Tests performed on a system with 12 generation Intel GPUs (Alder Lake). The work was done using the Iris Mesa driver, but the project should work with other Mesa drivers that use the untyped intermediate representation (IR) of NIR shaders. The request to merge Rusticl with Mesa is still pending and no decision has yet been made to include the Rust language code in Mesa.
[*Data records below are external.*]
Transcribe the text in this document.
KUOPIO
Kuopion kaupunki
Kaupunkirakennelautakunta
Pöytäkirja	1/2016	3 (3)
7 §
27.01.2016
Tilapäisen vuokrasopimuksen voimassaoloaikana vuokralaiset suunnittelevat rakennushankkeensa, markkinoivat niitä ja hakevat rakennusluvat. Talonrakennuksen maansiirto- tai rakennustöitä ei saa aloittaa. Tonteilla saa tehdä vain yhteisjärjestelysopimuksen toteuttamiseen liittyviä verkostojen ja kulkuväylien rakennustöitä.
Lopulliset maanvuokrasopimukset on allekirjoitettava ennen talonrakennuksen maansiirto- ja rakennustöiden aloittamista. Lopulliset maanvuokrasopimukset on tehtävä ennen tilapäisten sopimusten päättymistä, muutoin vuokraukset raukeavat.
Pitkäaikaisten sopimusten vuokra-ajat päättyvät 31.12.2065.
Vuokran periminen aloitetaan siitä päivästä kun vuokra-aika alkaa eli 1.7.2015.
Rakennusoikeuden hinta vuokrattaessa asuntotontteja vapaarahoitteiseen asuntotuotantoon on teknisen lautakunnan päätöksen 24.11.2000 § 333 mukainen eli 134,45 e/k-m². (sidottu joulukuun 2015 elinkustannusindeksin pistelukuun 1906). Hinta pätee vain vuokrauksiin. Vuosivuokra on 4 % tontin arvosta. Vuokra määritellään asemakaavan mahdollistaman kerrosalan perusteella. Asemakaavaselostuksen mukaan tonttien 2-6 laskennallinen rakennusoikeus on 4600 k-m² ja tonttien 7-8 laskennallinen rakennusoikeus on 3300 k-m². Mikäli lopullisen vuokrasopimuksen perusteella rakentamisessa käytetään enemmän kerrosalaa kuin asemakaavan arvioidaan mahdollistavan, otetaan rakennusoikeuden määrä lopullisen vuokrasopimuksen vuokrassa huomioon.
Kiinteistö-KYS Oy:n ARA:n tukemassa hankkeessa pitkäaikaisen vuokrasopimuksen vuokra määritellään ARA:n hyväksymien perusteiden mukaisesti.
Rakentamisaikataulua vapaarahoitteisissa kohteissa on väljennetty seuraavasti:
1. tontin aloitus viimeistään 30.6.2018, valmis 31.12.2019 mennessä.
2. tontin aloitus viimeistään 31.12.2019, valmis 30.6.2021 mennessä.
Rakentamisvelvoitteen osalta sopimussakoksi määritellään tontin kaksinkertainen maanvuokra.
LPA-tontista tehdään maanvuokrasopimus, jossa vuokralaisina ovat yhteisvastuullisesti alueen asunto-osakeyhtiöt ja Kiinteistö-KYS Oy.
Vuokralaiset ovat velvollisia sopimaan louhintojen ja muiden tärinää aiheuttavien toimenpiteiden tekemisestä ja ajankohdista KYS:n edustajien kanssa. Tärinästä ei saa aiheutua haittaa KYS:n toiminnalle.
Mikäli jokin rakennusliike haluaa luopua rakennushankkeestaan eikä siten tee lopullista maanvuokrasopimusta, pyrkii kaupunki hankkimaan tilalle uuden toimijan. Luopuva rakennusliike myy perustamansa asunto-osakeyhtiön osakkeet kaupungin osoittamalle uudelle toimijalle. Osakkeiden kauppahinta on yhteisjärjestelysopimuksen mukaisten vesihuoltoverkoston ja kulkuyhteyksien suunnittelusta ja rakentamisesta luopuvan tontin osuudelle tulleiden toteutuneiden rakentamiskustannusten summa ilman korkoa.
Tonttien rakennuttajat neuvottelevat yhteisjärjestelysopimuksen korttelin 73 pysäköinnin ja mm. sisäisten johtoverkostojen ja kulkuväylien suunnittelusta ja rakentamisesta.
Before Rusticl is accepted into the main composition of Mesa, a separate branch can be used for assembly, when compiling which, the build parameters "-Dgallium-rusticl=true -Dopencl-spirv=true -Dshader-cache=true -Dllvm=true" should be specified.

Rusticl acts as a counterpart to Mesa's OpenCL Clover frontend and is also developed using Mesa's Gallium interface. The Clover stake has long been in a derelict state and rusticl is positioned as its future replacement. In addition to achieving compatibility with OpenCL 3.0, the Rusticl project differs from Clover in supporting OpenCL extensions for image processing, but does not yet support the FP16 format.

Rusticl uses rust-bindgen to generate bindings for Mesa and OpenCL that allow Rust functions to be called from C code and vice versa. The possibility of using the Rust language in the Mesa project has been discussed since 2020. Among the advantages of Rust support, they mention improving the security and quality of drivers by getting rid of typical problems when working with memory, as well as the ability to include third-party developments in Mesa, such as Kazan (an implementation of Vulkan on Rust). Among the shortcomings, there is a complication of the build system, an unwillingness to be tied to the cargo package system, an increase in the requirements for the build environment, and the need to include the Rust compiler in the build dependencies that are required to build key desktop components in Linux.